From 1 March 2018, projects tendered by the Queensland Government will use PBAs on building and construction projects valued between $1 million and $10 million (including GST), where more than 50% of the contract price is for building work. The new PBA regime under the Building Industry Fairness (Security of Payment) Act 2017 is complex and there are significant penalties for failure to comply with the new obligations from monetary penalties in excess of $10,000 to 2 years imprisonment.
The aim of PBAs is to ensure that subcontractors are paid amounts owed to them under a subcontract in a timely manner.
What does this mean for consultants working in Queensland?
Project Bank accounts are not required for a building contract if the only building work that the contract is for is residential construction work or for maintenance contracts. Refer to Chapter 2 of the Building Industry Fairness (Security of Payment) Act 2017 for further detail on exclusions.
PBAs are set up to ensure that Subcontractors get paid regularly in a timely manner, that their retention and disputed monies are protected, and that the PBA monies due to them are protected in the event of contract termination or bankruptcy.
What is a Project Bank Account?
The Head Contractor must set up a separate PBA for each building contract. Subcontractors do not need to set up a PBA, unless you are a ‘related entity’ to the Head Contractor.
A project bank account is a trust over the following amounts—
- an amount paid by the principal to the head contractor under a building contract;
- an amount a subcontractor is entitled to be paid by the head contractor under a first-tier subcontract;
- a retention amount withheld from a subcontractor under a first-tier subcontract;
- an amount that is the subject of a payment dispute.
There are 3 parties involved in a PBA including the:
- Principal—who the building work is being carried out for under the contract
- Head Contractor—who is carrying out the building work under the contract
- Subcontractor—first-tier subcontractors who have been subcontracted by the Head Contractor to carry out work under the contract
How to set up a Project Bank Account?
The PBA must be set up at a financial institution in Queensland, and must include:
General Trust Account where the Principal makes payments into this account and the Head Contractor will pay the subcontractor from this account; Retention Account for amounts held as a retention amount for a subcontract with a subcontractor beneficiary; Disputed Funds Account for amounts the subject of a payment dispute. We suggest that you refer to the Act for further requirements on setting up a PBA.
Ending a Project Bank Account
The head contractor may dissolve a project bank account only if there are no longer any subcontractor beneficiaries for the project bank account or the only remaining building work to be carried out under the building contract is maintenance work.
The head contractor dissolves a project bank account by closing the trust accounts and giving written notice to the principal that the project bank account has been dissolved.

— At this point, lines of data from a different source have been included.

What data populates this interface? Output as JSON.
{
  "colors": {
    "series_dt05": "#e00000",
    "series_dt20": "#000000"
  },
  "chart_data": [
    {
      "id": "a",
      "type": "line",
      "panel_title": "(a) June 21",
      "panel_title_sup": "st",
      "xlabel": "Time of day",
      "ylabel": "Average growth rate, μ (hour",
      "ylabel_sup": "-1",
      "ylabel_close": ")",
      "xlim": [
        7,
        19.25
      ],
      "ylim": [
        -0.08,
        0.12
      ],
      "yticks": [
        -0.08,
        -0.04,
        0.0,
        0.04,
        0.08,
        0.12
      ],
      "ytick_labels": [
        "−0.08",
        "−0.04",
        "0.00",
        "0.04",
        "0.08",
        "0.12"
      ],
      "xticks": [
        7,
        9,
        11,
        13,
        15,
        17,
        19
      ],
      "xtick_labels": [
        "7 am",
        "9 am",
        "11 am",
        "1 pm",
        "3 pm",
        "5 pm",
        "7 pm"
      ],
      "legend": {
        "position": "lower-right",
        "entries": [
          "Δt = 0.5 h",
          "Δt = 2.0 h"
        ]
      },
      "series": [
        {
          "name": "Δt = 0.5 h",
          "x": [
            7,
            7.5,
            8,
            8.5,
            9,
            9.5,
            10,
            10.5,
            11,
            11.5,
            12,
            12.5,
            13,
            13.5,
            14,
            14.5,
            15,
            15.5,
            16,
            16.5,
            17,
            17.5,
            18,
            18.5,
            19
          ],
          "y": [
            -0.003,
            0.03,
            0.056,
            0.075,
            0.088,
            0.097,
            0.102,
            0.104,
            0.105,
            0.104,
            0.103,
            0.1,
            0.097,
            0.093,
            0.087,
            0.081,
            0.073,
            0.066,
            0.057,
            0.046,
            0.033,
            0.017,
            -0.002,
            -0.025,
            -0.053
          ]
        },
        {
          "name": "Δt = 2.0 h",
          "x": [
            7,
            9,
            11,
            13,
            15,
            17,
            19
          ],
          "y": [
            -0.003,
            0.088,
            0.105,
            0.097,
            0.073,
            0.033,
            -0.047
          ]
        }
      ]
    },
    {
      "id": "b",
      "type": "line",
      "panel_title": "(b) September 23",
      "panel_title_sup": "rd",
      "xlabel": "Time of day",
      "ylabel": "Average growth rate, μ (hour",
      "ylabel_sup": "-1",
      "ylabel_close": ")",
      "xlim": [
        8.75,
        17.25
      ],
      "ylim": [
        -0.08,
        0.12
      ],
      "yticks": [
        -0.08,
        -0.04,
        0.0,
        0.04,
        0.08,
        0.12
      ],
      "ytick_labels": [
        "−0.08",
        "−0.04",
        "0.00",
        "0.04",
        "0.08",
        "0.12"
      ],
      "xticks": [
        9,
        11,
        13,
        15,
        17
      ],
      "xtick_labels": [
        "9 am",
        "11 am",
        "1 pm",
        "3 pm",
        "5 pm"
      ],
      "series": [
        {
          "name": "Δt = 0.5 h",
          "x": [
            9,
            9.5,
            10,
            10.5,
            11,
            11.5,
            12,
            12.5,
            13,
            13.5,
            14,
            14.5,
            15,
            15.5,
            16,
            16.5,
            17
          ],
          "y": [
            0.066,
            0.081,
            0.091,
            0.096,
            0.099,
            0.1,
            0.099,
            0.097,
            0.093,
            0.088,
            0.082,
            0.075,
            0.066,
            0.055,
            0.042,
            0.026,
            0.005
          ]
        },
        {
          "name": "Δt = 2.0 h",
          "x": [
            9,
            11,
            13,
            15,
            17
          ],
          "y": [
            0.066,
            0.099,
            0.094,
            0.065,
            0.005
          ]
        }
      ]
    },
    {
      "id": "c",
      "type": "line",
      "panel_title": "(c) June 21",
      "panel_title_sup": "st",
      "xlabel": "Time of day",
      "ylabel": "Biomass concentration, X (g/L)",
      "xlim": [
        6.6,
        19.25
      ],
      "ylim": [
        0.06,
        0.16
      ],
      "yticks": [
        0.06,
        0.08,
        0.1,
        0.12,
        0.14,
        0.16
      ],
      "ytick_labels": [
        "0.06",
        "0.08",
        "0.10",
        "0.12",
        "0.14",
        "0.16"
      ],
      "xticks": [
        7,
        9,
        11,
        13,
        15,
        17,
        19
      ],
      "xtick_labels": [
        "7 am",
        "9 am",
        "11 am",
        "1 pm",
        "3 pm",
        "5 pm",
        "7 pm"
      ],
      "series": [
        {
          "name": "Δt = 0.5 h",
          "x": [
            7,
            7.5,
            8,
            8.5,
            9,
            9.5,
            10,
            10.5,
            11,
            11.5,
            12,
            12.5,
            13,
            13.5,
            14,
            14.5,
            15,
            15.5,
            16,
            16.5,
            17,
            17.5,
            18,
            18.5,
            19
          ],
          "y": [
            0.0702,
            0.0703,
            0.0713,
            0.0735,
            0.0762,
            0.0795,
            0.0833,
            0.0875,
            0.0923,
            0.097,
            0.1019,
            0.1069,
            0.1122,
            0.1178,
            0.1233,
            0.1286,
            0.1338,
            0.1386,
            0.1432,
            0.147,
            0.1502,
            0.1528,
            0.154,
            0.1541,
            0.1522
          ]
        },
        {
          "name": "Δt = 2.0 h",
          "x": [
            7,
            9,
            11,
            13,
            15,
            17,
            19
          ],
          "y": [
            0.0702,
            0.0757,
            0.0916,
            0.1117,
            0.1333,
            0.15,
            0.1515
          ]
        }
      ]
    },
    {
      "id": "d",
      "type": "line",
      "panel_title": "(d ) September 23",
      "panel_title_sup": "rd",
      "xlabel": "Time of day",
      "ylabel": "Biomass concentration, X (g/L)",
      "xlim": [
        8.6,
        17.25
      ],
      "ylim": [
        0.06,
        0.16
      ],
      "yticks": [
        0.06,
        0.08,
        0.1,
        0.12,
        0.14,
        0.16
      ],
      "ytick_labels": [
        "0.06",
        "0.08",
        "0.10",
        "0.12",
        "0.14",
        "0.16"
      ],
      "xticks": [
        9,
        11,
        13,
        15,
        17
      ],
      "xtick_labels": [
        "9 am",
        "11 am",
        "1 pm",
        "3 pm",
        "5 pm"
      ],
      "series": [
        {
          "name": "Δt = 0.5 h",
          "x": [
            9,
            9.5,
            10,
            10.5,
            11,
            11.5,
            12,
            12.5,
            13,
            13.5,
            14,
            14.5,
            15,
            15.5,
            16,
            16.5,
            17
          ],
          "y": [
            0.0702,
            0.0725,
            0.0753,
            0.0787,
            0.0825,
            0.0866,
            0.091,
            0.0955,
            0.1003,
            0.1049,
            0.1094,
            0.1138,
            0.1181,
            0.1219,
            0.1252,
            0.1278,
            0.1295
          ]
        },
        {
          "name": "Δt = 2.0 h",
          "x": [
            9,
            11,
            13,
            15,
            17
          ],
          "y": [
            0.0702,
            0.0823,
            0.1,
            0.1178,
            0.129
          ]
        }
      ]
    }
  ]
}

What does this mean for Consultants?
There are a few possible scenarios for consultants which would trigger the requirement for PBAs –
- Where the principal engages a builder who in turn engages a consultant. In this scenario, the builder will be required to set up a PBA and the consultant will become a beneficiary of the funds from the PBA. This contract between the builder and the consultant will require a PBA if:
- The principal for the contract is the State or a State Authority;
- More than 50% of the contract price is for building work (includes contract administration and completed building inspection);
- The contract price for the building contract is $1 million but not more than $10 million; and
- The building contract is not a subcontract for another building contract.
- Where the consultant is engaged directly by the principal and the consultant engages a subconsultant. In the unlikely event that you are engaged as lead consultant, and more than 50% of your contract price is for contract administration and/or completed building inspection, then you might have to set up a PBA (subject to the other criteria in item 1 above).
- In addition, consultants who work in a contract administration role will need to have a general understanding of the PBA rules and procedures so that they can properly administer the payment provisions of the building contract in compliance with any PBA requirements.